Jamie Leach is a self-described “Innovationer™” who, after a close call with her seven-month-old son, leveraged her experience as a registered nurse and mom to start Leachco, Inc., a small, family-owned business based in Ada, Oklahoma, that’s determined to make the world safer for babies.
An overzealous government agency, however, is just as determined to punish the company—seeking to declare one of their infant products a “safety hazard” through arbitrary proceedings and projections of imaginary consumer behavior. With their company pride and livelihoods on the line, the Leaches are fighting back.
Jamie and Clyde Leach formed Leachco in 1988, a few months after their then-seven-month-old Alex nearly fell out of a restaurant highchair. Jamie was alarmed, but she quickly repurposed her purse strap to safely secure Alex to the chair.

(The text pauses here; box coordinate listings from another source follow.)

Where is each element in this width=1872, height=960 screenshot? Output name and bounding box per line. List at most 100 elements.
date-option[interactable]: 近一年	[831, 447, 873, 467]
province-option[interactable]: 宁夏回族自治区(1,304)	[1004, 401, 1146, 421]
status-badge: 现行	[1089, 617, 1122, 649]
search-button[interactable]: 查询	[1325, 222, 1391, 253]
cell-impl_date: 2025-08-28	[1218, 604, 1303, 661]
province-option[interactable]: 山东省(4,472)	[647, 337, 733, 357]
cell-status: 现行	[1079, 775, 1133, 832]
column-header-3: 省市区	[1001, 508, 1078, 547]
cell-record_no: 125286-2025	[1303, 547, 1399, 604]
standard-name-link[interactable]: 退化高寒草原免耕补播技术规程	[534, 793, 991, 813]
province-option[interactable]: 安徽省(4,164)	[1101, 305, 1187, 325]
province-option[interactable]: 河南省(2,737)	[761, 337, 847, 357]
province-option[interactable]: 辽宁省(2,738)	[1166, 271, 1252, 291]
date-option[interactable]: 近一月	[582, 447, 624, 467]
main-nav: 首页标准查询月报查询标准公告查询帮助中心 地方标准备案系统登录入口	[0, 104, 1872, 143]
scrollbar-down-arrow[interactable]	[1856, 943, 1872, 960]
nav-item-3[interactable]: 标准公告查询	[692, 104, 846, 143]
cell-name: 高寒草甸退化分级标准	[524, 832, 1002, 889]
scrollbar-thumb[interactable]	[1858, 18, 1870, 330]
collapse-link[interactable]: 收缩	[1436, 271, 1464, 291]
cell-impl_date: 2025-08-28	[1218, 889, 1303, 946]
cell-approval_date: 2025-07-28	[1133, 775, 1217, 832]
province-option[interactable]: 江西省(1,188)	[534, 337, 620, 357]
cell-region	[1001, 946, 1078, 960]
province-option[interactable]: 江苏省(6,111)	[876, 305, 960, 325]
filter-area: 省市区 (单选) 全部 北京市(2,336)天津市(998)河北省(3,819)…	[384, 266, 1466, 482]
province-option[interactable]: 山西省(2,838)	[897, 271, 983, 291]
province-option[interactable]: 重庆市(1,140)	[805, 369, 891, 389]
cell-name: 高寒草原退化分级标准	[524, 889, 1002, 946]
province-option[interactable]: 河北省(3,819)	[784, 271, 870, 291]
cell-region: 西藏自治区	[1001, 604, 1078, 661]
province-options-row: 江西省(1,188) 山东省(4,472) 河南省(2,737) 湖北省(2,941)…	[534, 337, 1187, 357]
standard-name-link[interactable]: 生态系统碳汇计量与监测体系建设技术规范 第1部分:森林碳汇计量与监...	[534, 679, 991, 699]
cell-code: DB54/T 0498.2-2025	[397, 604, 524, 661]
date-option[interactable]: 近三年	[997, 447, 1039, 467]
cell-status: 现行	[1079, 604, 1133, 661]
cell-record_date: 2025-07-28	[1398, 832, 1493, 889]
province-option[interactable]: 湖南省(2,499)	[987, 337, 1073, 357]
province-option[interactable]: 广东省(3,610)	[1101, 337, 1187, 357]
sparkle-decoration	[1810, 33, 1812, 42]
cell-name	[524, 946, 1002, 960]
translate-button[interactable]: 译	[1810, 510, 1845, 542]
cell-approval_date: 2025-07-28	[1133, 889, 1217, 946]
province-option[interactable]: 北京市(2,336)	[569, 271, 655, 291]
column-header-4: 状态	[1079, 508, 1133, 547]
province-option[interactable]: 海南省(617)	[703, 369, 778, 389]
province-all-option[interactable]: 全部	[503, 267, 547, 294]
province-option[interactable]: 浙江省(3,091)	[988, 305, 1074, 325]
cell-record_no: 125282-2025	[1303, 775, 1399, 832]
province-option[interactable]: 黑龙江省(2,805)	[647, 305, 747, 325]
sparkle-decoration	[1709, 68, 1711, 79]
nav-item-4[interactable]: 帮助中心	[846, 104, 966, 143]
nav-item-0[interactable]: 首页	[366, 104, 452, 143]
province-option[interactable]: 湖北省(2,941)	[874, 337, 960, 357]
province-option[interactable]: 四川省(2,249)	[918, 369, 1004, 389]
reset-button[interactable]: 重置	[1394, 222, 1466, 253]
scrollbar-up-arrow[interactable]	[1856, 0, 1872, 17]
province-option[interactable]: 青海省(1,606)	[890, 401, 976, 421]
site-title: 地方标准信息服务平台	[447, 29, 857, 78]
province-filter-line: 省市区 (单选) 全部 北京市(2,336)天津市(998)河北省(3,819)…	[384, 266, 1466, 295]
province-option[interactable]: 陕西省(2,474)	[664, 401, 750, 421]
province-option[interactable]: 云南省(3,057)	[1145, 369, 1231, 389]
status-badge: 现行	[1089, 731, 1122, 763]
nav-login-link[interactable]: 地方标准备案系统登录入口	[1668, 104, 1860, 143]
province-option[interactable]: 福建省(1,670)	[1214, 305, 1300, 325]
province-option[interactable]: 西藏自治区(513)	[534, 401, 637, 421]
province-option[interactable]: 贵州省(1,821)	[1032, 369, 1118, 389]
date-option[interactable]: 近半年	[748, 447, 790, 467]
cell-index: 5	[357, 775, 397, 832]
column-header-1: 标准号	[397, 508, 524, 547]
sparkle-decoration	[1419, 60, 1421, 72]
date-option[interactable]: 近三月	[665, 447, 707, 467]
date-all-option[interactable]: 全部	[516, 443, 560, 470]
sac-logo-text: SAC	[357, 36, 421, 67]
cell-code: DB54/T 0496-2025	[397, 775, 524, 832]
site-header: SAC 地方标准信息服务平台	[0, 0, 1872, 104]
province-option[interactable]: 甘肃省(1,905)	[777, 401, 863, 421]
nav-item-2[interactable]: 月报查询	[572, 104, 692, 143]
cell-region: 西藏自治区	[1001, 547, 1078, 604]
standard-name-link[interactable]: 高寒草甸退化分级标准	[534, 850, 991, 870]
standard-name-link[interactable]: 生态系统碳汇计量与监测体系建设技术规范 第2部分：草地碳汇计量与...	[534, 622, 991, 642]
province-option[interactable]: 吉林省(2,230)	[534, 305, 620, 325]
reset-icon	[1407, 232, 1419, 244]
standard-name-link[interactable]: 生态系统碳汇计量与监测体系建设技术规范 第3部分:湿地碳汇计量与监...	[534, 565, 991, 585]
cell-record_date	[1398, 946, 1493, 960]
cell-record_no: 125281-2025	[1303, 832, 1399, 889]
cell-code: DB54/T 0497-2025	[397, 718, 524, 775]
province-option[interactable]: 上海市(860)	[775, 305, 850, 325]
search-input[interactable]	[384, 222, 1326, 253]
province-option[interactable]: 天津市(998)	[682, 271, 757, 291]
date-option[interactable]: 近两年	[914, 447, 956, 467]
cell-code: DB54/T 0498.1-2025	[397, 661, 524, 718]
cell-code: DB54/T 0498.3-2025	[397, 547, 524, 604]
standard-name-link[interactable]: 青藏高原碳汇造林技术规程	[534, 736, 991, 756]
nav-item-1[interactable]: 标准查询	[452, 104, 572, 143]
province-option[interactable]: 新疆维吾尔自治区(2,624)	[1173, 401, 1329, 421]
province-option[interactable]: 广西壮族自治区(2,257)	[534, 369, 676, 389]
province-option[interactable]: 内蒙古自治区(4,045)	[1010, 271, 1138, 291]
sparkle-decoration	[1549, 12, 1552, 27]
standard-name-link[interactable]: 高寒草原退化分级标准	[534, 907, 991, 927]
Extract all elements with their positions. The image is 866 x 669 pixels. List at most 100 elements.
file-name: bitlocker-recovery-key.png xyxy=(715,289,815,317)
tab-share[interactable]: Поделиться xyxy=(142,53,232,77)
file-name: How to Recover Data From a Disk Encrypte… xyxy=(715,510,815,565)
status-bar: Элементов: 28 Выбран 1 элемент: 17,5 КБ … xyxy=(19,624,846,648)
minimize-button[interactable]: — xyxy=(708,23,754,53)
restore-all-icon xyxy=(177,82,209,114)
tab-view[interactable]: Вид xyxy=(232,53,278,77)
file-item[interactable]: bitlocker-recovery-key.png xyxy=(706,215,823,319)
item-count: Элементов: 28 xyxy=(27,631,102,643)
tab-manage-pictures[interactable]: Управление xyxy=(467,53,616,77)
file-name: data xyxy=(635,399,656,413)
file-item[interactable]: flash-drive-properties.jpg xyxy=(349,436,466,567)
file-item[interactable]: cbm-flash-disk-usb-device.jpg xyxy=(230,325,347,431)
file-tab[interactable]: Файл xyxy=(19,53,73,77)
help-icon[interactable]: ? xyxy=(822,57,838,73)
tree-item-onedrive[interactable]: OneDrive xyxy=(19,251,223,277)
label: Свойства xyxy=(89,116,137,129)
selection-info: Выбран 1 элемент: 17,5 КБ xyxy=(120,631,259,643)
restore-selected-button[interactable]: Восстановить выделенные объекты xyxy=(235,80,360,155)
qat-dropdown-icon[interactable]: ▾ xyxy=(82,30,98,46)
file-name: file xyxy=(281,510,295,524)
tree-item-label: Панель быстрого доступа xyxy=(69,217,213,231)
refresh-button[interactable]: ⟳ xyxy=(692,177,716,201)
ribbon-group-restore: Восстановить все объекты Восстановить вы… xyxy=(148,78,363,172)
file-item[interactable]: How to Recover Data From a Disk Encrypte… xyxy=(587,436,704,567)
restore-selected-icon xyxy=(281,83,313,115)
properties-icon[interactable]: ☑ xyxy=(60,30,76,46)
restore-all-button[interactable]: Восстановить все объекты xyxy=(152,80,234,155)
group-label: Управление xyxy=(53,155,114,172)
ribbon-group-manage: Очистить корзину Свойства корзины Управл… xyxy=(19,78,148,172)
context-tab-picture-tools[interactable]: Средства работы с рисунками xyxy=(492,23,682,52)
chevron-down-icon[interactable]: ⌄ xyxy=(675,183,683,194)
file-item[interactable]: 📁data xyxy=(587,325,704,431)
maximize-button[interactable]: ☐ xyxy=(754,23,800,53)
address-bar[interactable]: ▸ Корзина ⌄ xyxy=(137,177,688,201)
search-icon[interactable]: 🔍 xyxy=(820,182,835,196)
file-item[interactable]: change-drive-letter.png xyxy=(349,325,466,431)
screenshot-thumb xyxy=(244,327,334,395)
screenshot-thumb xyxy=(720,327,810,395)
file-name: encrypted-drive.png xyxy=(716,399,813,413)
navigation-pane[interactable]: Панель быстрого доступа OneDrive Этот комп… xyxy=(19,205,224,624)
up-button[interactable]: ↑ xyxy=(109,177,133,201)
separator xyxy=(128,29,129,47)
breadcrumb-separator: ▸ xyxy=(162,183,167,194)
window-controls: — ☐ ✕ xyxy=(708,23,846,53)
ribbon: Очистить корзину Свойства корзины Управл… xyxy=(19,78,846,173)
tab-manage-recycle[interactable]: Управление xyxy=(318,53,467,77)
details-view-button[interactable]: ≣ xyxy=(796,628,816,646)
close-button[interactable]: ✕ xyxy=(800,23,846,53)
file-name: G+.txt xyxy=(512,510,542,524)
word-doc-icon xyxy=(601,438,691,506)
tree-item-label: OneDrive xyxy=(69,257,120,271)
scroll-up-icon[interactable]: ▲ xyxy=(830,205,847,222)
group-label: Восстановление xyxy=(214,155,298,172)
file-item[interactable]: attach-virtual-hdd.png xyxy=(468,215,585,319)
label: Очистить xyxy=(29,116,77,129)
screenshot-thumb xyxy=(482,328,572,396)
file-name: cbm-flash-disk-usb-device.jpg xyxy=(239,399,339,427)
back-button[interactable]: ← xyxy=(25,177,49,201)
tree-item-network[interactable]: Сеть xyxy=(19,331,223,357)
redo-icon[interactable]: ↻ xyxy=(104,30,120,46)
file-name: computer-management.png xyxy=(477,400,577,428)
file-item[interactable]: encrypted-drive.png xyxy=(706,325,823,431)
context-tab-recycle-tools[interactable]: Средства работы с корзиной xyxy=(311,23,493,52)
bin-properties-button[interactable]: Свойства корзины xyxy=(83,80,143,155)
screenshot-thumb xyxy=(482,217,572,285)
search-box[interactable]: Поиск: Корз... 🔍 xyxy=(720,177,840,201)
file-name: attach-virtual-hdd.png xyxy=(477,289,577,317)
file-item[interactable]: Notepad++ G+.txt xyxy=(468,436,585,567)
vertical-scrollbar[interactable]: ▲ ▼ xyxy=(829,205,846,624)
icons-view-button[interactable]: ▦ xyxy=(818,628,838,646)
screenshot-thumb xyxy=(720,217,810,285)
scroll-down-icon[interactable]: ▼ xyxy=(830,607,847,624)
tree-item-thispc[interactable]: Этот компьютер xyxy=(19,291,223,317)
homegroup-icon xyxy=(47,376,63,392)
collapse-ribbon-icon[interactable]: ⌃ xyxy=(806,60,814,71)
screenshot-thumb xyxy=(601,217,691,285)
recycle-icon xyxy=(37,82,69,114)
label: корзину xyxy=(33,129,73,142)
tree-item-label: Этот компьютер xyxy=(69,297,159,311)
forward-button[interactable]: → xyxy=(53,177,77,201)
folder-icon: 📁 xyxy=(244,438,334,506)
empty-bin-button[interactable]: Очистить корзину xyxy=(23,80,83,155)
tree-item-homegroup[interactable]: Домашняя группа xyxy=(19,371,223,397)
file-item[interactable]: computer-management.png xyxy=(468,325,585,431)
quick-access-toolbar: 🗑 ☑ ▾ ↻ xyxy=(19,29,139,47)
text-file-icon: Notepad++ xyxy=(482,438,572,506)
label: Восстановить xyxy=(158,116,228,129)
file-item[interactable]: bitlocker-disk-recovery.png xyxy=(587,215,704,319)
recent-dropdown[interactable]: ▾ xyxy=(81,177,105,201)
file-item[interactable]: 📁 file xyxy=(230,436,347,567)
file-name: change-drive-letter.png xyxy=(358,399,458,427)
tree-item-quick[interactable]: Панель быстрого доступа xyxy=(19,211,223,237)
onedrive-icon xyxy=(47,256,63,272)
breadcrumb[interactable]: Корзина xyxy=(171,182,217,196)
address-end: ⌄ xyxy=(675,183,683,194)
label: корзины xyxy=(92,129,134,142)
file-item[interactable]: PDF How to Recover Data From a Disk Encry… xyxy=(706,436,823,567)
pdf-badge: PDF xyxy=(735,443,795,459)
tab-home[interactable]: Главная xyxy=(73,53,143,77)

Within the next few days, Jamie’s creativity kicked in and she assembled a homemade safety wrap using dental floss, tape, and a kitchen hand towel. The “Wiggle Wrap” became an instant hit with other parents and sparked the idea for a company focused on childcare products.
Today, Leachco boasts a wide variety of products—all designed by Jamie and a staff of around 40 employees, including the couple’s three now-adult children. Along the way, Jamie expanded the company from her homemade invention to dozens of successful products including the Podster® infant lounger. The Podster® provides parents and caregivers a safe, supervised place for infants. And it’s popular. Leachco has sold 180,000 Podsters® since they hit the market in 2009.
Leachco was born specifically out of a concern for the safety of babies. So naturally the Leaches have been vigilant about product safety since day one. The Leaches are especially cognizant about the risks associated with sleeping infants. Each Podster® comes with explicit instructions and warnings for use only with awake and supervised infants.
Even with those warnings, in the 13 years the Podster® has been in use, two infants have died, but not because of the Podster®. In one instance, a daycare center placed a baby and a Podster® in a crib and left the baby unsupervised for more than 90 minutes—contrary to Leachco’s warnings, state regulations, and the daycare’s own rules. The daycare lost its license and shut down that facility. In the other situation, a three-week-old infant was placed in the Podster® and then placed on an adult bed, between the infant’s adult parents, along with bedding and pillows, for co-sleeping—contrary to Leachco’s express warnings and instructions.
But the Consumer Product Safety Commission (CPSC) blamed Leachco in both cases. The agency claims the Podster® is defective because it’s “reasonably foreseeable” that parents and caregivers will ignore express warnings and fail to use common sense.
The claim is absurd: Consumers can ignore the warnings on any product. If CPSC’s logic were applied broadly, it would eliminate virtually every product from the market.
As the enforcement arm of the Consumer Product Safety Act, the CPSC is tasked with defining “defects” and explaining why products are defective. But the law gives the agency vast discretion to unilaterally consider a laundry list of factors—for example, the “necessity” of a product, regardless of whether consumers find a product a necessity—and any “other factors [that the Commission itself finds] relevant to the determination.”
Worse, the CPSC doesn’t even have to go beyond its own walls to prosecute Leachco. Instead, the agency launched an in-house administrative proceeding whereby the CPSC files the complaint with itself and, through an Administrative Law Judge (ALJ), tells itself how to punish the Leaches—and any appeals of the ALJ’s decision go to the commission itself.
In addition to a recall, the agency is seeking refunds and reimbursements, which are legal remedies the CPSC may constitutionally seek only before a jury in court.
There are deeper constitutional issues with the structure of the CPSC. Officials who are empowered with executive authority must be answerable to the president. But the CPSC’s commissioners cannot be removed by the president except for cause. The Supreme Court has ruled that this removal protection is unconstitutional.
In sum, the CPSC is an unconstitutional agency conducting an unconstitutional proceeding and violating Leachco’s rights.
Left unchecked, the agency’s arbitrary enforcement leaves entrepreneurs and small-business owners no way of knowing when the federal government could shut them down. The government should foster innovation, not chill it, especially for smaller companies with fewer resources to fight back.
The Leaches’ legal fees were becoming unsustainable when they found Pacific Legal Foundation and our free-of-charge representation. The Leaches’ federal lawsuit argues that the CPSC’s in-house proceeding violates their rights to due process—that is, a trial before an independent judge and jury. They’re also fighting the agency’s bogus product-defect claims to restore their right to run a lawful business and earn an honest living.